Moschea a Capannori, centrodestra: “Da maggioranza decisioni calate dall’alto”

“Per l’ennesima volta la maggioranza Pd di Capannori, si palesa per quello che veramente è: un gruppo di politici, prima che amministratori, inadatti e soprattutto incapaci di un serio confronto con le opposizioni, quando quest’ultime chiedono di affrontare argomenti delicati e importanti che riguardano l’intera collettività”. Inizia con queste parole un nota congiunta delle liste di opposizione di centrodestra di Capannori (Alternativa Civica, Forza Italia, Unione di Centro ed Energie per l’Italia) in merito alla questione del trasloco della moschea di via Romana che, nelle intenzioni dell’amministrazione Menesini, dovrebbe spostarsi in un’altra struttura più vicina al centro del paese. Scelta contestata dalla minoranza.

“Nel luglio scorso, appresa la notizia della ristrutturazione di un capannone – si legge in una nota – col fine di realizzare un centro di preghiera per la comunità islamica, costretta ad abbandonare la precedente sede in via Romana, il sindaco aveva dichiarato: ‘È impraticabile la soluzione di spostare il centro islamico da via Romana a via dell’Immagine Farnocchia.
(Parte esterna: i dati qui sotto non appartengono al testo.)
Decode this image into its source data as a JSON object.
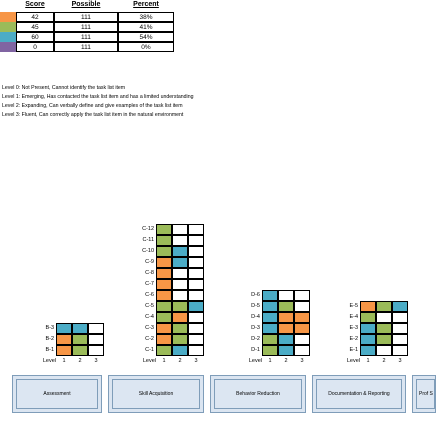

Il capannone, infatti, non è dotato di un adeguato parcheggio e la strada è una via molto piccola, a prevalenza residenziale, che non può sopportare un carico di mezzi in sosta o in circolazione quanto quello collegato alle attività dell’associazione islamica. L’ennesima dichiarazione bluff, alle quali Menesini ci ha abituato. Come sempre fumo negli occhi degli ignari cittadini. Infatti il sindaco non aveva nessun potere di bloccare il procedimento che era stato avviato”.
“Da qui – prosegue la nota – la presentazione della nostra mozione, del 5 settembre scorso, nella quale si proponeva una modifica all’articolo 5 del regolamento urbanistico sulle procedure per il rilascio di autorizzazioni relative ai cambi di destinazione d’uso, per le attività di culto. Nella capigruppo del 12 settembre la maggioranza ci ha chiesto tempo per discutere della proposta che, anche a loro parere, sembrava colmare un vuoto normativo presente”. “Come richiesto, abbiamo dato altro tempo per valutare la nostra proposta – affermano ancora i rappresentanti dell’opposizione capannorese – I componenti della maggioranza hanno avuto il documento in mano per ben 26 giorni e questa mattina, nella commissione capigruppo, durante la quale si sarebbe dovuto decidere per un documento condiviso, visto l’importanza dell’argomento, il capogruppo del Pd Angelini ha comunicato con grande disinvoltura di aver prodotto un documento alternativo al nostro, senza alcuna intenzione di discuterlo in commissione né concedendo la possibilità di presentarlo alla minoranze prima del consiglio di domani (2 ottobre, ndr)”.
“Il Pd può quindi esaminare le proposte delle minoranze per mesi mentre alle opposizioni non è consentito neanche veder le loro? – conclude la nota – Con quale consapevolezza potremmo votare un documento assolutamente sconosciuto? Come mai tutte le volte che cerchiamo di essere collaborativi dobbiamo ricevere pesci in faccia? La risposta è semplice, cercare di utilizzare le nostre proposte per tentare di uscire dalle questioni spinose, perché incapaci di trovare soluzioni, e tentare una vana bella figura?”.